Click Edit then Add environment variable, under Key put processed_bucket and for Value put the bucket name of your processed bucket. As an example dontusethisname-processed (but use your bucket name)
Be really really really sure you put your processed bucket here and NOT your source bucket.
if you use the source bucket here, the output images will be stored in the source bucket, this will cause the lambda function to run over and over again ... bad be super-sure to put your processed bucket Click Save

Click General configuration then click Edit and change the timeout to 1 minutes and 0 seconds, then click Save

Click Add trigger
In the dropdown pick S3
Under Bucket pick your source bucket ... AGAIN be really really sure this is your source bucket and NOT your destination bucket and NOT any other bucket. Only pick your SOURCE bucket here.
You will need to check the Recursive invocation acknowledgment box, this is because this lambda function is invoked every time anything is added to the source bucket, if you configure this wrongly, or configure the environment variable above wrongly ... it will run the lambda function over and over again for ever.
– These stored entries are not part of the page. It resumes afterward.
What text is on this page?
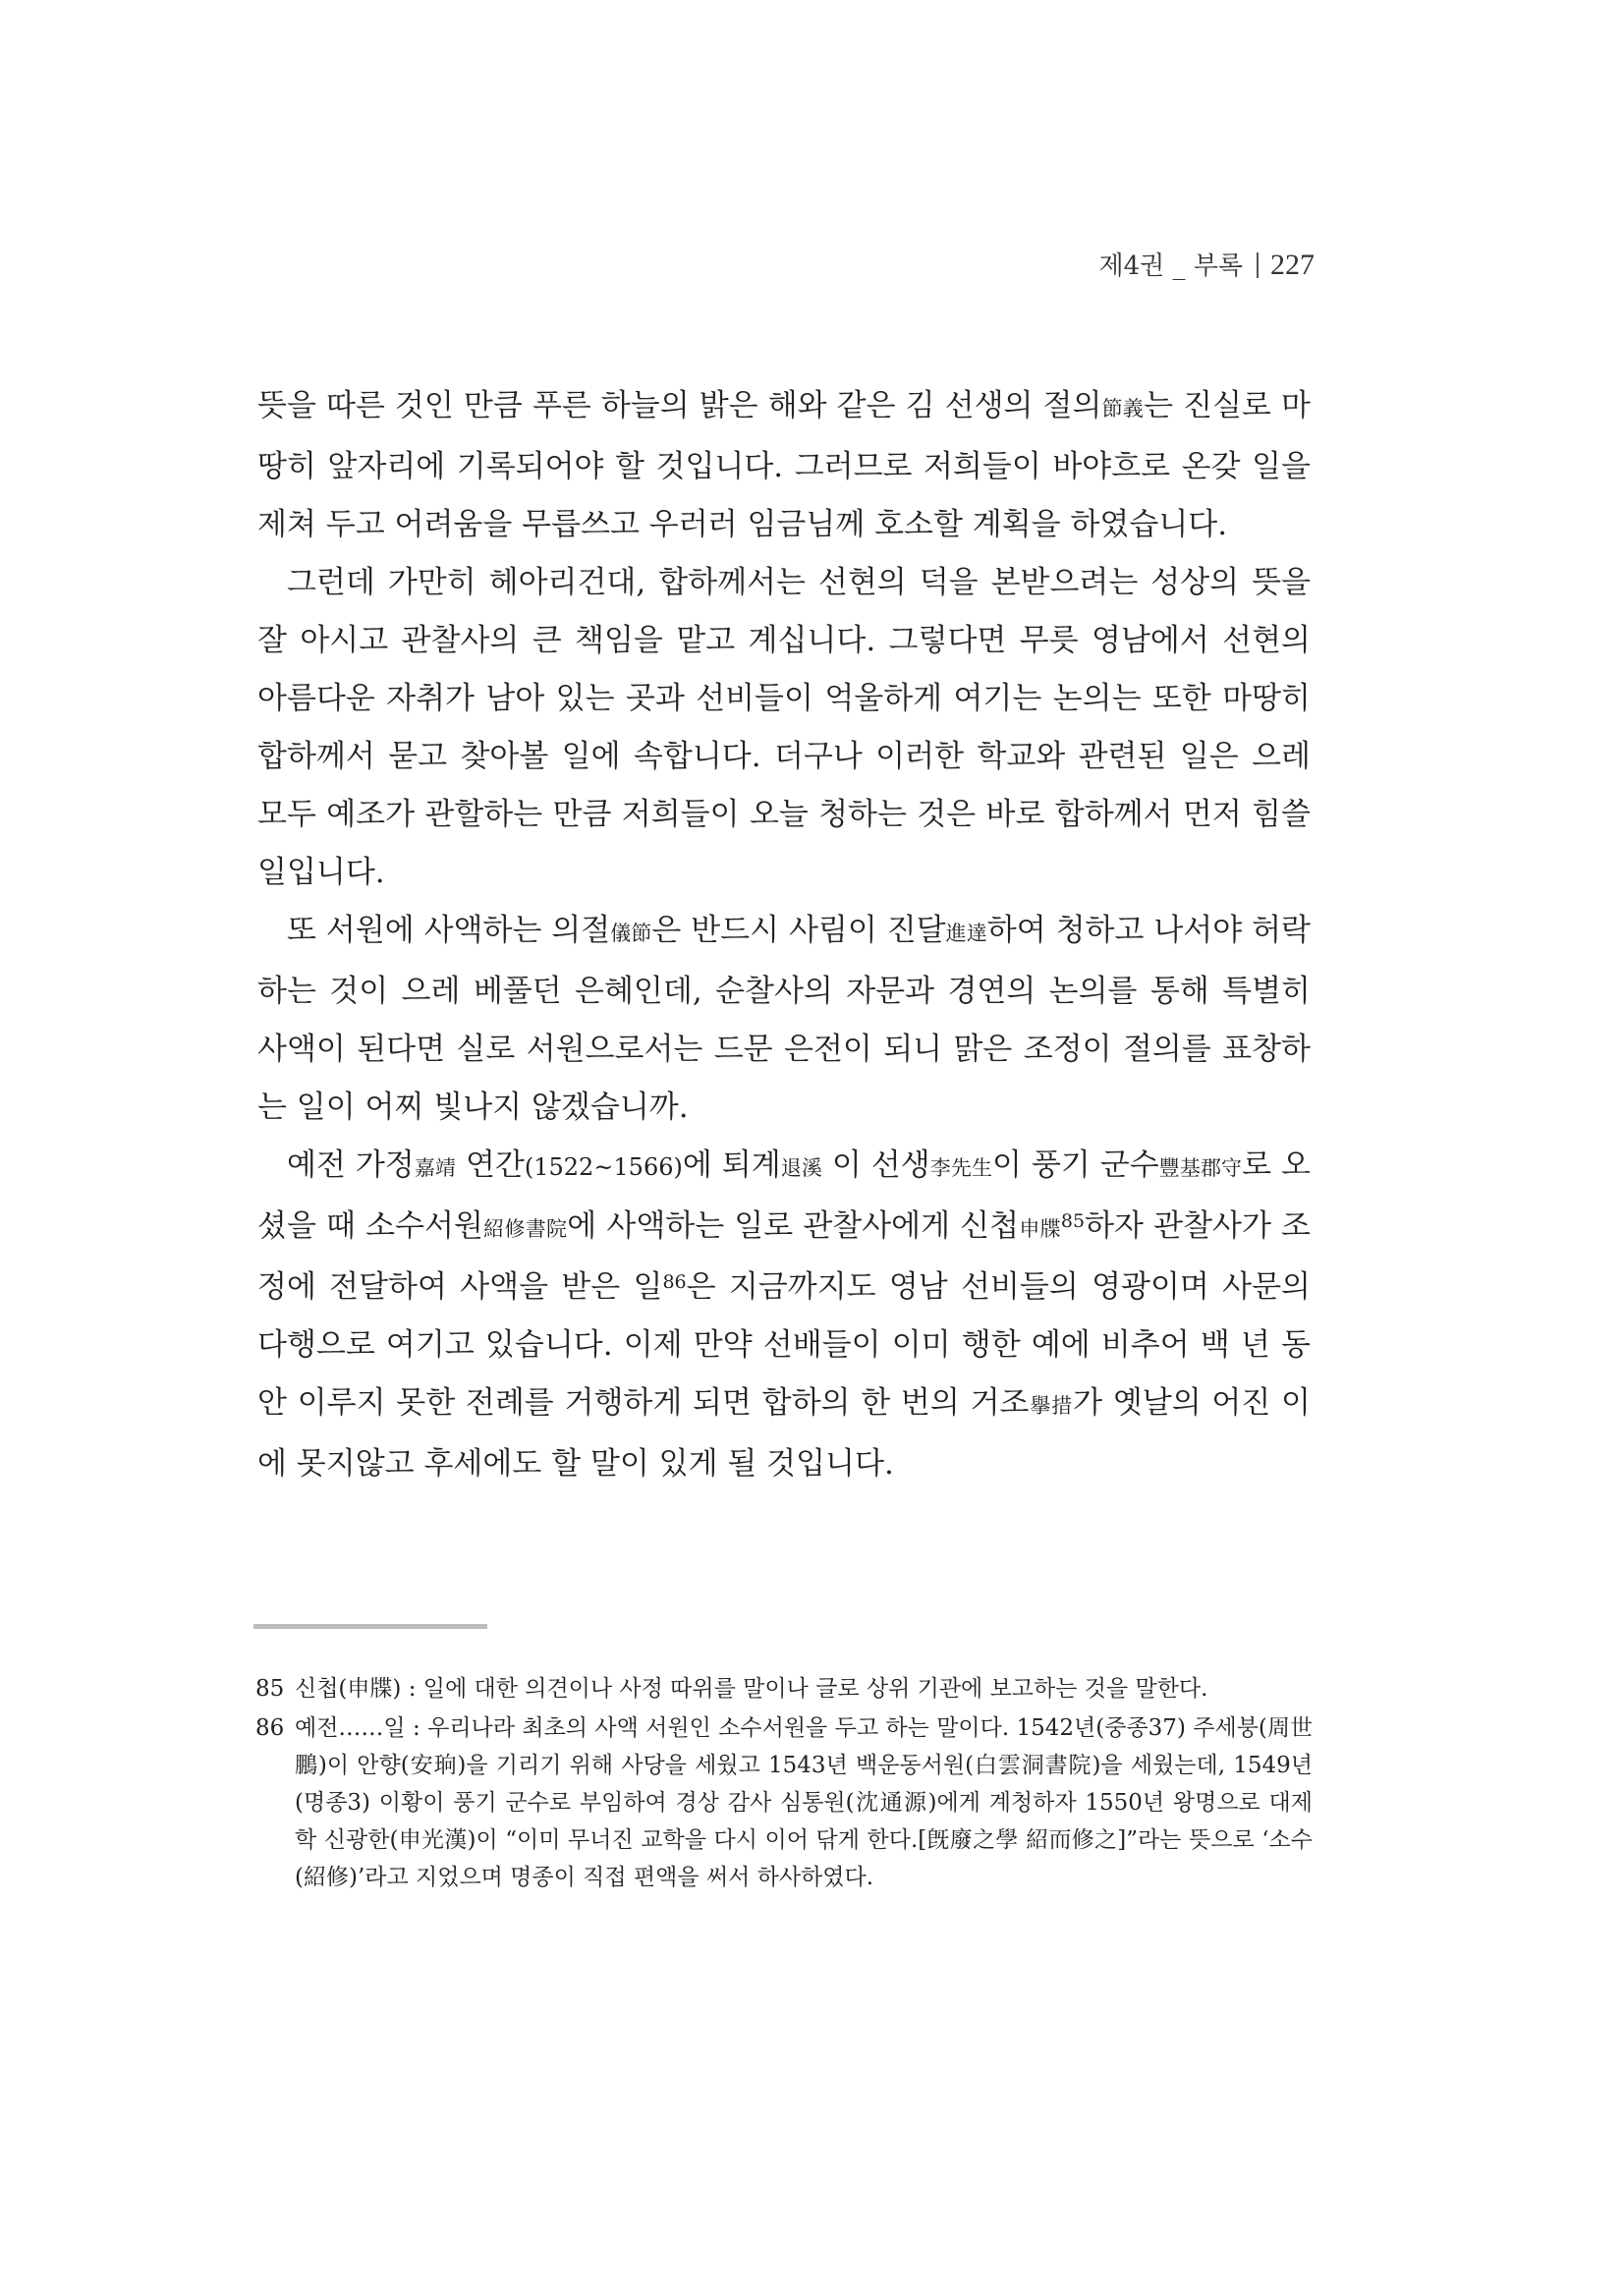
제4권 _ 부록 227

뜻을 따른 것인 만큼 푸른 하늘의 밝은 해와 같은 김 선생의 절의節義는 진실로 마땅히 앞자리에 기록되어야 할 것입니다. 그러므로 저희들이 바야흐로 온갖 일을 제쳐 두고 어려움을 무릅쓰고 우러러 임금님께 호소할 계획을 하였습니다.

그런데 가만히 헤아리건대, 합하께서는 선현의 덕을 본받으려는 성상의 뜻을 잘 아시고 관찰사의 큰 책임을 맡고 계십니다. 그렇다면 무릇 영남에서 선현의 아름다운 자취가 남아 있는 곳과 선비들이 억울하게 여기는 논의는 또한 마땅히 합하께서 묻고 찾아볼 일에 속합니다. 더구나 이러한 학교와 관련된 일은 으레 모두 예조가 관할하는 만큼 저희들이 오늘 청하는 것은 바로 합하께서 먼저 힘쓸 일입니다.

또 서원에 사액하는 의절儀節은 반드시 사림이 진달進達하여 청하고 나서야 허락하는 것이 으레 베풀던 은혜인데, 순찰사의 자문과 경연의 논의를 통해 특별히 사액이 된다면 실로 서원으로서는 드문 은전이 되니 맑은 조정이 절의를 표창하는 일이 어찌 빛나지 않겠습니까.

예전 가정嘉靖 연간(1522~1566)에 퇴계退溪 이 선생李先生이 풍기 군수豐基郡守로 오셨을 때 소수서원紹修書院에 사액하는 일로 관찰사에게 신첩申牒$^{85}$하자 관찰사가 조정에 전달하여 사액을 받은 일$^{86}$은 지금까지도 영남 선비들의 영광이며 사문의 다행으로 여기고 있습니다. 이제 만약 선배들이 이미 행한 예에 비추어 백 년 동안 이루지 못한 전례를 거행하게 되면 합하의 한 번의 거조擧措가 옛날의 어진 이에 못지않고 후세에도 할 말이 있게 될 것입니다.

85 신첩(申牒) : 일에 대한 의견이나 사정 따위를 말이나 글로 상위 기관에 보고하는 것을 말한다.
86 예전……일 : 우리나라 최초의 사액 서원인 소수서원을 두고 하는 말이다. 1542년(중종37) 주세붕(周世鵬)이 안향(安珦)을 기리기 위해 사당을 세웠고 1543년 백운동서원(白雲洞書院)을 세웠는데, 1549년(명종3) 이황이 풍기 군수로 부임하여 경상 감사 심통원(沈通源)에게 계청하자 1550년 왕명으로 대제학 신광한(申光漢)이 “이미 무너진 교학을 다시 이어 닦게 한다.[旣廢之學 紹而修之]”라는 뜻으로 ‘소수(紹修)’라고 지었으며 명종이 직접 편액을 써서 하사하였다.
Once checked, click Add

🔧 step-5-test-and-monitor

open a tab to the cloudwatch logs console (https://console.aws.amazon.com/cloudwatch/home?region=us-east-1#logsV2:log-groups)
make sure you have two tabs open to the s3 console (https://s3.console.aws.amazon.com/s3/home?region=us-east-1) In one tab open your -source bucket & in the other open the `-processed' bucket

In the -source bucket tab, make sure to select the Objects tab and click Upload
Add some files and click Upload use your own, or these https://github.com/cloudspaceacademy/aws-lambda-s3-events/tree/main/lab-setup/media
Once finished, click Close
Move to the CloudWatch Logs tab
Click the Refresh icon, locate and click /aws/lambda/pixelator
If there is a log stream in there, click the most recent one, if not, keep clicking the Refresh icon and then click the most recent log stream
Expand the line which begins with {'Records': [{'eventVersion': and you can see all of the event information about the lambda invocation, you should see the object name listed in 'object': {'key' ... Go to the S3 Console tab for the -processed bucket
Click the Refresh icon
Select each of the pixelated versions of the image ... you should have 5 (8x8, 16x16, 32x32, 48x48 and 64x64)
Click Open
You browser will either open or save all of the images
Open them one by one, starting with 8x8 and finally 64x64 in order ... notice how they are the same image, but less and less pixelated

🚀 step-6-cleanup

Open the pixelator lambda function (https://console.aws.amazon.com/lambda/home?region=us-east-1#/functions/pixelator?tab=code)
Delete the function
Move to the IAM Roles console (https://console.aws.amazon.com/iamv2/home#/roles) Click PixelatorRole, then Delete the role, then confirm the deletion.
Go to the S3 Console (https://s3.console.aws.amazon.com/s3/home?region=us-east-1&region=us-east-1)
For each of the source and processed buckets do:

  • Select the bucket.
  • Click Empty.
  • Type permanently delete, and Empty.
  • Close the dialogue and move back to the main S3 Console.
  • Make sure the bucket is still selected, click Delete.
  • Type the name of the bucket then delete the bucket.

📄 License

This project is licensed under the MIT License.